Wie heute auch hatte das Wort „Politik“ bald einen schlechten Ruf. Innerkirchlich erst recht. Christliche Politiker sollten, wenn überhaupt, nur in der Sozialpolitik tätig sein, verfügte der Papst. Der neue CIC (Codex Iuris Canonici) von 1918 verbot den Priestern dann jegliche politische Tätigkeit, was aber niemand eingehalten hat. Als es im Herbst 1933 bei uns in Österreich schon ein halbes Jahr kein Parlament mehr gab und Kanzler Dollfuß den christlichen Ständestaat mit starker autoritärer Führung ankündigte, war für die Hierarchie die Stunde gekommen, ihre Abneigung gegen die Parteien in klingende Münze umzusetzen. Jetzt sollte mit ihnen, auch der christlich-sozialen, Schluss gemacht werden. Der autoritäre Gedanke hatte sich überall durchgesetzt. Auch in der Katholischen Aktion. Dem Prinzip der Berufung durch die Hierarchie gehörte die Zukunft, nicht der demokratischen Wahl. Ein Menetekel, das auch heute wieder an den Wänden unserer Kirche irrlichtert.
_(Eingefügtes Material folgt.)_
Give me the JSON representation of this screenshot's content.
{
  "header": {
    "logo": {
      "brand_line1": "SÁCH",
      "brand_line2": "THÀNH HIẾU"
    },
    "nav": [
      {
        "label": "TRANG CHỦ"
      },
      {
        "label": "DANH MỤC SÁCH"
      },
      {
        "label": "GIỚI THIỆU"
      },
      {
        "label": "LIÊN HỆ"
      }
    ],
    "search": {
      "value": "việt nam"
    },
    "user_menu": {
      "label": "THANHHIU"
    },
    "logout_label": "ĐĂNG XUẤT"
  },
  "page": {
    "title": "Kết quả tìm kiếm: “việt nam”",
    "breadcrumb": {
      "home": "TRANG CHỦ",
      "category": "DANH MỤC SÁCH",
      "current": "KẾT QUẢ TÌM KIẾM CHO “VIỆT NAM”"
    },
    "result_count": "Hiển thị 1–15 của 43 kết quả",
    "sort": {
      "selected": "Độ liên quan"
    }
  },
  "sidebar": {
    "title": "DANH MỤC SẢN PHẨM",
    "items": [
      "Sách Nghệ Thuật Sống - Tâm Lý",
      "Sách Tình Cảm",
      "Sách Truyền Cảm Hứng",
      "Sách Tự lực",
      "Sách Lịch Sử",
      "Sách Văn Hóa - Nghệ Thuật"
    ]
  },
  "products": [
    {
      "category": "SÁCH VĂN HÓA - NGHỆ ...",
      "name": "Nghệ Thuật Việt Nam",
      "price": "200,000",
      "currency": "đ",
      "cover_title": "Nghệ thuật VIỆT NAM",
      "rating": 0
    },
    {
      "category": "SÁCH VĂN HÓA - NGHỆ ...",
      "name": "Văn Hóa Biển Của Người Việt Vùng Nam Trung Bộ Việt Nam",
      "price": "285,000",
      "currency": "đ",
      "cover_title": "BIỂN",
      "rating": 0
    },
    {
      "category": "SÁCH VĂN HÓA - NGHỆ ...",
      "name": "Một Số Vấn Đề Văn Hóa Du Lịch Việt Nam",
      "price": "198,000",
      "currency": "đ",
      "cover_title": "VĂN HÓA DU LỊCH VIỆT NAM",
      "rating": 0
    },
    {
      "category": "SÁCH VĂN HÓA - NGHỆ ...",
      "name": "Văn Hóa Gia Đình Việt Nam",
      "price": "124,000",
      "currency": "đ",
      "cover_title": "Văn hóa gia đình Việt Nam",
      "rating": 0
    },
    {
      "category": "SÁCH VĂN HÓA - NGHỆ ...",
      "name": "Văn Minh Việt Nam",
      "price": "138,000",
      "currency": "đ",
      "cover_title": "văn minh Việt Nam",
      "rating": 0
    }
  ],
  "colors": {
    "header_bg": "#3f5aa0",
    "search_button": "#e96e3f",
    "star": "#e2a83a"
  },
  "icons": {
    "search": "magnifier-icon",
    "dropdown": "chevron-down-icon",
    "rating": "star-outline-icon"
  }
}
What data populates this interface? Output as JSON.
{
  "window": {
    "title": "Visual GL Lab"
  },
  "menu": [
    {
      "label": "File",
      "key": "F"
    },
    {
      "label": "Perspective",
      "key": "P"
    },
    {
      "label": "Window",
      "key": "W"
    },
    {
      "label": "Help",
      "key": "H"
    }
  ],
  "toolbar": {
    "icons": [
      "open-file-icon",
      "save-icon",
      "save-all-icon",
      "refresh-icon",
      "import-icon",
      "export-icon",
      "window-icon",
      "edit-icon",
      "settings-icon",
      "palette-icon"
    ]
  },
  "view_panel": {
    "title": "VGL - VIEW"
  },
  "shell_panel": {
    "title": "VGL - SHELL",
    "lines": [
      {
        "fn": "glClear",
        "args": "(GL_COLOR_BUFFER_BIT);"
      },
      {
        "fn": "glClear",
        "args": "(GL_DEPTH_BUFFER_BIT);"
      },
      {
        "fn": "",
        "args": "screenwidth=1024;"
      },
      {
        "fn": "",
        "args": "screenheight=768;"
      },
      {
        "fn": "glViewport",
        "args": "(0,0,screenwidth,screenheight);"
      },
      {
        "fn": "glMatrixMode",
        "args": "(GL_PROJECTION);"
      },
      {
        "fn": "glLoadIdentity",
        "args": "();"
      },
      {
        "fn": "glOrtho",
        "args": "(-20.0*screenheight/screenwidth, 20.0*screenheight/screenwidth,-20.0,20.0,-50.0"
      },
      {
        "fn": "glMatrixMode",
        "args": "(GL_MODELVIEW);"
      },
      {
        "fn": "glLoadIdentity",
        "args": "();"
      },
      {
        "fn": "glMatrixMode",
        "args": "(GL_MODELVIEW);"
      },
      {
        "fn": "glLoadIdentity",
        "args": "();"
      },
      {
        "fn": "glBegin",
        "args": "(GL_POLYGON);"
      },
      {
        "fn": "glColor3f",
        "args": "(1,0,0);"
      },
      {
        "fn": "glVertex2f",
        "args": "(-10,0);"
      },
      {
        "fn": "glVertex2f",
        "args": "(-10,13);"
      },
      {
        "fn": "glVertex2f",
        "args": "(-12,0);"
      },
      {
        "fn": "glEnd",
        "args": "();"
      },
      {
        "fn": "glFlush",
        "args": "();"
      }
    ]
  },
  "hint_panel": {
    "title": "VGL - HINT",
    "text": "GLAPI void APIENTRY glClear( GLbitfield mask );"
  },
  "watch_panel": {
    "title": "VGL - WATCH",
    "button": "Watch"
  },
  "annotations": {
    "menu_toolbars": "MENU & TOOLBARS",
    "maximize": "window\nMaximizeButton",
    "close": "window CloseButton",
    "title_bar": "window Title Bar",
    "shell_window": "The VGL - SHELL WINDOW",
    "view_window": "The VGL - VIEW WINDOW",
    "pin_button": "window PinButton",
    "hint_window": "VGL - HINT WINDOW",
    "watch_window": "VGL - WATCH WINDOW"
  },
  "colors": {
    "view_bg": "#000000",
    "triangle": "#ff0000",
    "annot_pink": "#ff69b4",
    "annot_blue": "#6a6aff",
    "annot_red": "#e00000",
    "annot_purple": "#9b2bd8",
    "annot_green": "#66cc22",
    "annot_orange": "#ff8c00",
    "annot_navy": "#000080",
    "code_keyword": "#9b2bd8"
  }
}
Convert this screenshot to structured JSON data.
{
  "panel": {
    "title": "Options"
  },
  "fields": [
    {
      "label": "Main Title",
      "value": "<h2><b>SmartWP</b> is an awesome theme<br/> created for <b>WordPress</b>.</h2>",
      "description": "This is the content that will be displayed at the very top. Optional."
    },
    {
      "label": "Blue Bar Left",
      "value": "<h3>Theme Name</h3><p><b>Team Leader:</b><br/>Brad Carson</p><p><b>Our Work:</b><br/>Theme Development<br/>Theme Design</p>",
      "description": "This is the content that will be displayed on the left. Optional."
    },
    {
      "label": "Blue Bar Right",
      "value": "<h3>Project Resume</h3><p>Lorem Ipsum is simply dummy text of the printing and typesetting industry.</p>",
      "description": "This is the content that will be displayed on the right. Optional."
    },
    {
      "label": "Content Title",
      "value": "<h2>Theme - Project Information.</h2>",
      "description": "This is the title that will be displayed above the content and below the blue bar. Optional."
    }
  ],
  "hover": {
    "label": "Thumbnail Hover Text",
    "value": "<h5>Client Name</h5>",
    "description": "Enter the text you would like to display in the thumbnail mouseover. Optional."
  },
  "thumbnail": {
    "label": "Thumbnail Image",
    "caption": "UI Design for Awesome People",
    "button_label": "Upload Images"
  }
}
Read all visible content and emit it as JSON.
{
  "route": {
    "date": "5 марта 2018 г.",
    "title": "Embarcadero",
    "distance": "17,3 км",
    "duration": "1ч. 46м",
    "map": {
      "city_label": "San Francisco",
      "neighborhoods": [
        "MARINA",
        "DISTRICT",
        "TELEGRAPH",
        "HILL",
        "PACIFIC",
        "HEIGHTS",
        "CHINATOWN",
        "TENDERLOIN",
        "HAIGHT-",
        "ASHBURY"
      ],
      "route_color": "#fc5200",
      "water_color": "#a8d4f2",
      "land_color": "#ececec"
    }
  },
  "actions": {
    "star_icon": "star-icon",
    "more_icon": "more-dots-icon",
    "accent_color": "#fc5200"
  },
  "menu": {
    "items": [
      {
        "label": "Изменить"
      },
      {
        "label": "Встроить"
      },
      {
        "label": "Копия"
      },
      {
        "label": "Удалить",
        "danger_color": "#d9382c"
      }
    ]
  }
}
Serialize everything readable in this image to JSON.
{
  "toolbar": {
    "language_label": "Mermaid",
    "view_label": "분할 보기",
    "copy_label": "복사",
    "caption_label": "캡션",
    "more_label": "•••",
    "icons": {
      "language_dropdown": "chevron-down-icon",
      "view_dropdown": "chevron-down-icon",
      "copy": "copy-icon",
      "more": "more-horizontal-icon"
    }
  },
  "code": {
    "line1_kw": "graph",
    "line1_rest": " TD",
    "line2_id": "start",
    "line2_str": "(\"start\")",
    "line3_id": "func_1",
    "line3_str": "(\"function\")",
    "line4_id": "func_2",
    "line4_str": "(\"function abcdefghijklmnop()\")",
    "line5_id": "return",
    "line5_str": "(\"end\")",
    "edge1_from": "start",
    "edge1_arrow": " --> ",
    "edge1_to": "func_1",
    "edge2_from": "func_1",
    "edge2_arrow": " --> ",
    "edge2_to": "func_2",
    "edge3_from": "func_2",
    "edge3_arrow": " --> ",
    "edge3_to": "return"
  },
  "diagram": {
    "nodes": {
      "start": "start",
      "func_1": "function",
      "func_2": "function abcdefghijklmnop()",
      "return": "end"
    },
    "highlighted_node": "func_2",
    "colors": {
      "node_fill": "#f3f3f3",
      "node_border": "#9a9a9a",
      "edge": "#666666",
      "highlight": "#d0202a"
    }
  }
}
Wie wir sehen, ist das ständestaatliche Modell kläglich gescheitert und hat einer entsetzlichen braunen Diktatur weichen müssen. Die Triebkräfte der Zerstörung waren die Ablehnung der Demokratie und die Verachtung der sie tragenden Parteien. Was wir gelernt haben sollten: Parteien sind Plattformen, um den unterschiedlichen Meinungen und Ideen die Möglichkeit zu geben sich zu artikulieren, wie es Hans Kelsen, der geistige Vater unserer Verfassung, formuliert hat.
Viele, meines Erachtens viel zu viele, meinen, man könne seine Hände in Unschuld waschen, wenn man die Finger fernhalte von Politik. Das ist ein Irrtum. Auch in der Kirche geistert diese Haltung viel zu oft herum. In Wirklichkeit ist sie selbst sehr politisch. Sie ist politisch, wenn sie zu Klimawandel, Migration, Abtreibung, Familienpolitik, Bildung, Soziales etc. Stellung nimmt und Forderungen stellt. Im bunten Wald der Meinungen und Interessen ist sie selbst ein Baum unter vielen. Die Aufgabe der Kirche ist es nicht, immer und überall die letztbesten Programme aufzutischen. Ihre Aufgabe ist es, zu Frieden und Versöhnung unter den Menschen und zu Achtung und Anstand unter den Parteien beizutragen.